Platão e o Mito da Caverna
Pedro J. Bondaczuk
As pessoas comuns, que não se destacam por altos dotes de inteligência e sólida cultura, têm, dada a educação formal que recebem (no lar e, principalmente na escola), altamente deficiente, apenas uma pálida e distorcida noção do que se entende por “realidade”. Conhecem apenas seus reflexos e jamais sua extensão.
Era assim no passado remoto, quando o conhecimento adquirido era passado, de uma geração a outra, somente de forma oral, já que não existia ainda o alfabeto e, por conseqüência, a escrita. E continua da mesma forma, pelo menos para a maioria, a despeito do magnífico aparato de comunicação que temos ao nosso dispor.

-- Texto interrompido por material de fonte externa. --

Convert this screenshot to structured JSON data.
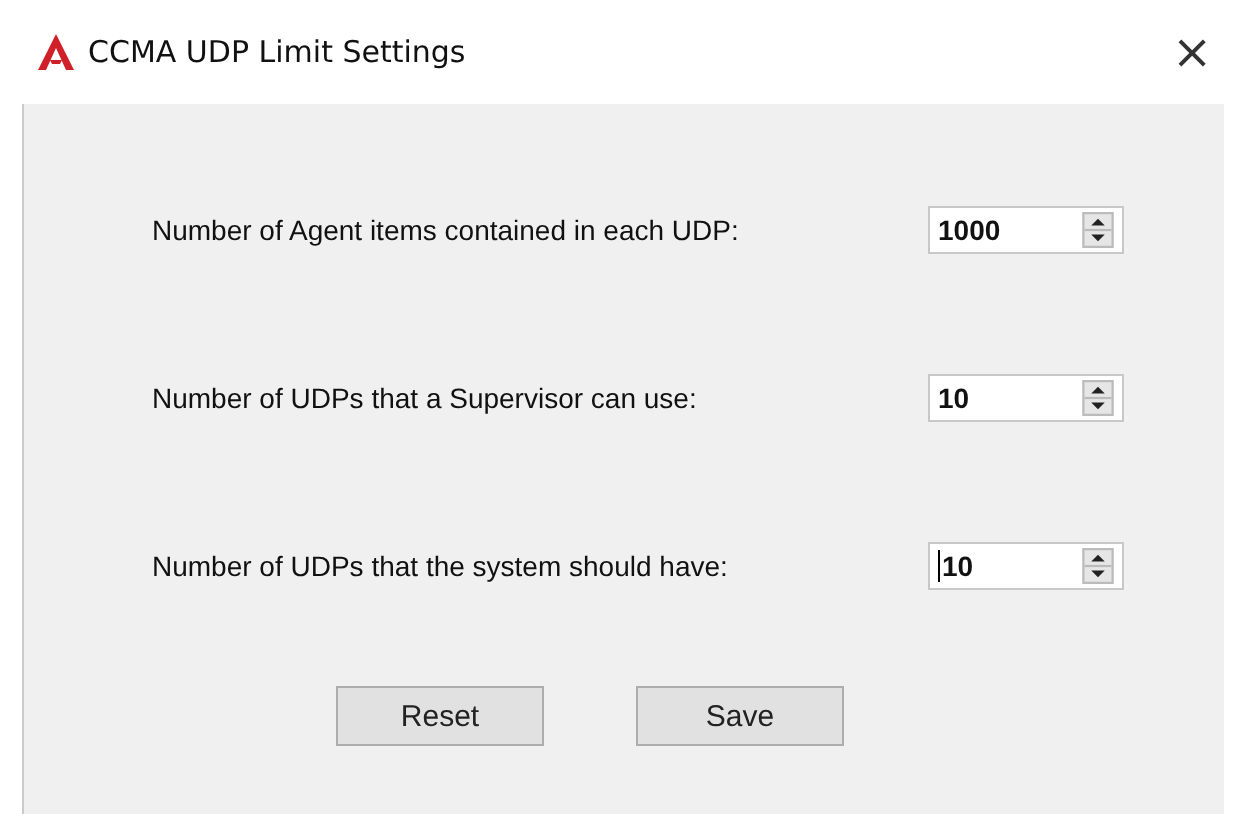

Entre vários conceitos, por exemplo, a concepção que o homem contemporâneo tem do bem é eivada de distorções e de equívocos. Mais equivocada ainda, fundada em mitos e em contradições, é a sua idéia de divindade. Ou seja, do conceito do suprassumo da perfeição.
A educação formal que se ministra (que na verdade não passa de mero adestramento), salvo raras e honrosas exceções, equivale a se amarrar uma pessoa na entrada de uma gruta escura, sem que ela possa se mover para lado algum, por onde penetra, por uma pequena fenda, tênue raio de sol que, refletido nos objetos, e nos que passam pelo local, projeta sombras nas paredes. Essa imagem resume o célebre “Mito da Caverna”, do filósofo grego Platão, exposto no livro sexto de “A República”.

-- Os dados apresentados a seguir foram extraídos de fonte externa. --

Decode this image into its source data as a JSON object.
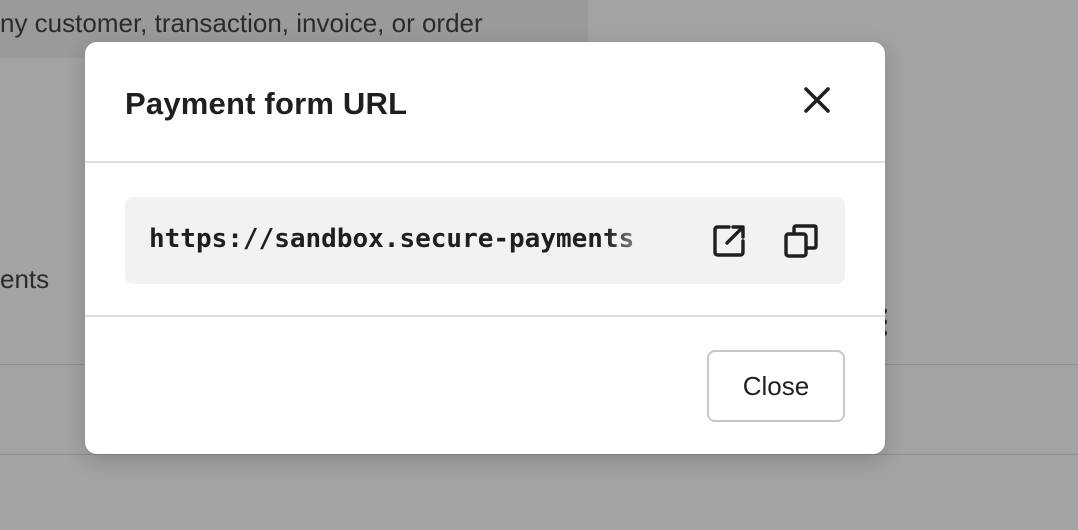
{
  "background": {
    "search_placeholder": "ny customer, transaction, invoice, or order",
    "side_fragment": "ents"
  },
  "modal": {
    "title": "Payment form URL",
    "url": "https://sandbox.secure-payments",
    "close_label": "Close",
    "icons": {
      "close": "close-icon",
      "open": "open-external-icon",
      "copy": "copy-icon"
    }
  }
}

A totalidade das religiões apresenta o conceito da divindade (ou de divindades, no caso das politeístas), de forma primária, parcial e distorcida. O homem projeta em Deus suas próprias imperfeições, fraquezas e paixões. Ele é figurado, com uma variação ou outra que não O diferencia tanto, como um Ser que premia os bons e castiga os maus. Ou seja, como uma entidade sujeita a suborno, mediante oferendas, velas, orações interesseiras, variados rituais e promessas vagas, em troca de perdão e, sobretudo, de proteção.
O bem supremo, todavia, certamente não é nada disso. O conhecimento pleno é impossível de ser atingido, dada sua extensão e dadas as limitações humanas, embora a sabedoria possa, até certo ponto, ser conseguida. Esta, no entanto, se faz inútil, se desacompanhada de ações.
A tendência de quem “conseguiu enxergar a luz” (e não apenas seus reflexos) é utilizar o conhecimento adquirido em proveito próprio, e nunca a de compartilhar o que aprendeu. Tende a esquecer os que permaneceram atados à frente da entrada da caverna, tendo diante de si apenas sombras de sabedoria.
Platão ressaltou que a virtude dessa ciência da realidade “tanto pode ser um bem inefável, quanto um mal”. Os maus também podem alcançar a agudeza do conhecimento, com a mesma competência dos bons, contudo, desperdiçam essa luz em atos mesquinhos e projetos reprováveis.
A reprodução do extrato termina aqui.